I turned away, embarrassed for her, irritated with the people around me...
“Kind of corny, huh,” Maya said as my mother went to the bathroom.
“What?”
“The movie. It was kind of corny. Just Mom’s style..."
...She stopped and laughed to herself.
“Did I ever tell you that he was late for our first date?
He asked me to meet him in front of the university library at one.
When I got there he hadn’t arrived, but I figured I’d give him
a few minutes. It was a nice day, so I laid out on one of the benches,
and before I knew it I had fallen asleep. Well, an hour later-an hour!
-he shows up with a couple of his friends.
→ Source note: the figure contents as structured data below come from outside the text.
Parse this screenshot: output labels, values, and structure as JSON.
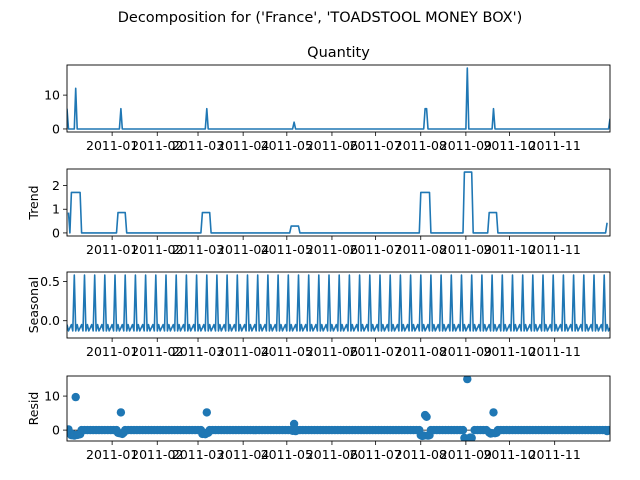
{
  "figure": {
    "suptitle": "Decomposition for ('France', 'TOADSTOOL MONEY BOX')",
    "line_color": "#1f77b4"
  },
  "chart_data": [
    {
      "type": "line",
      "title": "Quantity",
      "ylabel": "",
      "xlim": [
        "2010-12-01",
        "2011-12-09"
      ],
      "ylim": [
        -0.9,
        18.9
      ],
      "yticks": [
        0,
        10
      ],
      "x_ticks": [
        "2011-01",
        "2011-02",
        "2011-03",
        "2011-04",
        "2011-05",
        "2011-06",
        "2011-07",
        "2011-08",
        "2011-09",
        "2011-10",
        "2011-11"
      ],
      "points": [
        [
          "2010-12-01",
          6
        ],
        [
          "2010-12-02",
          0
        ],
        [
          "2010-12-06",
          0
        ],
        [
          "2010-12-07",
          12
        ],
        [
          "2010-12-08",
          0
        ],
        [
          "2011-01-06",
          0
        ],
        [
          "2011-01-07",
          6
        ],
        [
          "2011-01-08",
          0
        ],
        [
          "2011-03-06",
          0
        ],
        [
          "2011-03-07",
          6
        ],
        [
          "2011-03-08",
          0
        ],
        [
          "2011-05-05",
          0
        ],
        [
          "2011-05-06",
          2
        ],
        [
          "2011-05-07",
          0
        ],
        [
          "2011-08-03",
          0
        ],
        [
          "2011-08-04",
          6
        ],
        [
          "2011-08-05",
          6
        ],
        [
          "2011-08-06",
          0
        ],
        [
          "2011-09-01",
          0
        ],
        [
          "2011-09-02",
          18
        ],
        [
          "2011-09-03",
          0
        ],
        [
          "2011-09-19",
          0
        ],
        [
          "2011-09-20",
          6
        ],
        [
          "2011-09-21",
          0
        ],
        [
          "2011-12-08",
          0
        ],
        [
          "2011-12-09",
          3
        ]
      ]
    },
    {
      "type": "line",
      "title": "",
      "ylabel": "Trend",
      "xlim": [
        "2010-12-01",
        "2011-12-09"
      ],
      "ylim": [
        -0.13,
        2.7
      ],
      "yticks": [
        0,
        1,
        2
      ],
      "x_ticks": [
        "2011-01",
        "2011-02",
        "2011-03",
        "2011-04",
        "2011-05",
        "2011-06",
        "2011-07",
        "2011-08",
        "2011-09",
        "2011-10",
        "2011-11"
      ],
      "points": [
        [
          "2010-12-02",
          0.86
        ],
        [
          "2010-12-03",
          0
        ],
        [
          "2010-12-04",
          1.71
        ],
        [
          "2010-12-10",
          1.71
        ],
        [
          "2010-12-11",
          0
        ],
        [
          "2011-01-04",
          0
        ],
        [
          "2011-01-05",
          0.86
        ],
        [
          "2011-01-10",
          0.86
        ],
        [
          "2011-01-11",
          0
        ],
        [
          "2011-03-03",
          0
        ],
        [
          "2011-03-04",
          0.86
        ],
        [
          "2011-03-09",
          0.86
        ],
        [
          "2011-03-10",
          0
        ],
        [
          "2011-05-03",
          0
        ],
        [
          "2011-05-04",
          0.29
        ],
        [
          "2011-05-09",
          0.29
        ],
        [
          "2011-05-10",
          0
        ],
        [
          "2011-07-31",
          0
        ],
        [
          "2011-08-01",
          1.71
        ],
        [
          "2011-08-07",
          1.71
        ],
        [
          "2011-08-08",
          0
        ],
        [
          "2011-08-30",
          0
        ],
        [
          "2011-08-31",
          2.57
        ],
        [
          "2011-09-05",
          2.57
        ],
        [
          "2011-09-06",
          0
        ],
        [
          "2011-09-16",
          0
        ],
        [
          "2011-09-17",
          0.86
        ],
        [
          "2011-09-22",
          0.86
        ],
        [
          "2011-09-23",
          0
        ],
        [
          "2011-12-06",
          0
        ],
        [
          "2011-12-07",
          0.43
        ]
      ]
    },
    {
      "type": "line",
      "title": "",
      "ylabel": "Seasonal",
      "xlim": [
        "2010-12-01",
        "2011-12-09"
      ],
      "ylim": [
        -0.22,
        0.62
      ],
      "yticks": [
        0.0,
        0.5
      ],
      "x_ticks": [
        "2011-01",
        "2011-02",
        "2011-03",
        "2011-04",
        "2011-05",
        "2011-06",
        "2011-07",
        "2011-08",
        "2011-09",
        "2011-10",
        "2011-11"
      ],
      "period_days": 7,
      "first_peak": "2010-12-06",
      "pattern": [
        -0.09,
        -0.05,
        -0.13,
        0.58,
        -0.13,
        -0.05,
        -0.13
      ]
    },
    {
      "type": "scatter",
      "title": "",
      "ylabel": "Resid",
      "xlim": [
        "2010-12-01",
        "2011-12-09"
      ],
      "ylim": [
        -3.2,
        15.9
      ],
      "yticks": [
        0,
        10
      ],
      "x_ticks": [
        "2011-01",
        "2011-02",
        "2011-03",
        "2011-04",
        "2011-05",
        "2011-06",
        "2011-07",
        "2011-08",
        "2011-09",
        "2011-10",
        "2011-11"
      ],
      "baseline": 0,
      "points": [
        [
          "2010-12-02",
          0.2
        ],
        [
          "2010-12-03",
          -1
        ],
        [
          "2010-12-04",
          -1.5
        ],
        [
          "2010-12-05",
          -1.2
        ],
        [
          "2010-12-06",
          -1.6
        ],
        [
          "2010-12-07",
          9.7
        ],
        [
          "2010-12-08",
          -1.4
        ],
        [
          "2010-12-09",
          -1.3
        ],
        [
          "2010-12-10",
          -1.2
        ],
        [
          "2011-01-05",
          -0.8
        ],
        [
          "2011-01-06",
          -0.9
        ],
        [
          "2011-01-07",
          5.2
        ],
        [
          "2011-01-08",
          -1.1
        ],
        [
          "2011-01-09",
          -0.7
        ],
        [
          "2011-03-04",
          -1.1
        ],
        [
          "2011-03-05",
          -0.8
        ],
        [
          "2011-03-06",
          -1.2
        ],
        [
          "2011-03-07",
          5.2
        ],
        [
          "2011-03-08",
          -0.8
        ],
        [
          "2011-05-05",
          -0.2
        ],
        [
          "2011-05-06",
          1.8
        ],
        [
          "2011-05-07",
          -0.3
        ],
        [
          "2011-08-01",
          -1.5
        ],
        [
          "2011-08-02",
          -1.7
        ],
        [
          "2011-08-03",
          -1.6
        ],
        [
          "2011-08-04",
          4.4
        ],
        [
          "2011-08-05",
          3.9
        ],
        [
          "2011-08-06",
          -1.6
        ],
        [
          "2011-08-07",
          -1.5
        ],
        [
          "2011-08-31",
          -2.3
        ],
        [
          "2011-09-01",
          -2.5
        ],
        [
          "2011-09-02",
          15
        ],
        [
          "2011-09-03",
          -2.4
        ],
        [
          "2011-09-04",
          -2.2
        ],
        [
          "2011-09-05",
          -2.3
        ],
        [
          "2011-09-17",
          -0.7
        ],
        [
          "2011-09-18",
          -1.0
        ],
        [
          "2011-09-19",
          -0.9
        ],
        [
          "2011-09-20",
          5.2
        ],
        [
          "2011-09-21",
          -0.9
        ],
        [
          "2011-09-22",
          -0.8
        ],
        [
          "2011-12-07",
          -0.3
        ]
      ]
    }
  ]
}
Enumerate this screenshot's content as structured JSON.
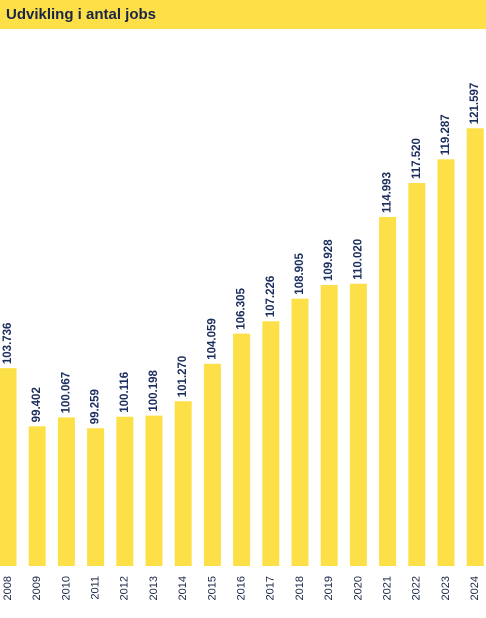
{
  "chart_data": {
    "type": "bar",
    "title": "Udvikling i antal jobs",
    "categories": [
      "2008",
      "2009",
      "2010",
      "2011",
      "2012",
      "2013",
      "2014",
      "2015",
      "2016",
      "2017",
      "2018",
      "2019",
      "2020",
      "2021",
      "2022",
      "2023",
      "2024"
    ],
    "values": [
      103736,
      99402,
      100067,
      99259,
      100116,
      100198,
      101270,
      104059,
      106305,
      107226,
      108905,
      109928,
      110020,
      114993,
      117520,
      119287,
      121597
    ],
    "value_labels": [
      "103.736",
      "99.402",
      "100.067",
      "99.259",
      "100.116",
      "100.198",
      "101.270",
      "104.059",
      "106.305",
      "107.226",
      "108.905",
      "109.928",
      "110.020",
      "114.993",
      "117.520",
      "119.287",
      "121.597"
    ],
    "color": "#fde047",
    "ylim": [
      89000,
      124000
    ],
    "grid": false
  }
}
I woke up and the three
of them were standing over me, and I heard your father saying,
serious as can be, ‘You see, gentlemen. I told you that she was
a fine girl, and that she would wait for me.’ ”
My mother laughed once more, and once again
I saw her as the child she had been.
Except this time I saw something else:
In her smiling, slightly puzzled face,
I saw what all children must see at some point
if they are to grow up-their parents’ lives revealed to them
as separate and apart, reaching out beyond the point of their
union or the birth of a child, lives unfurling back
to grandparents, great-grandparents, an infinite number
of chance meetings, misunderstandings, projected hopes,
limited circumstances. My mother was that girl with the movie
of beautiful black people in her head, flattered by my
father’s attention, confused and alone, trying to break
out of the grip of her own parents’ lives. The innocence
she carried that day, waiting for my father, had been
tinged with misconceptions, her own needs.
But it was a guileless need, one without self-consciousness,
and perhaps that’s how any love begins, impulses and cloudy
images that allow us to break across our solitude,
and then, if we’re lucky, are finally transformed
into something firmer. What I heard from my mother that day,
speaking about my father, was something that I suspect
most Americans will never hear from the lips of those
of another race, and so cannot be expected to believe
might exist between black and white: the love of someone
who knows your life in the round, a love that will
survive disappointment. She saw my father as everyone hopes
at least one other person might see him; she had tried
to help the child who never knew him see him in the same way.
And it was the look on her face that day that I would remember
when a few months later I called to tell her that my father
had died and heard her cry out over the distance."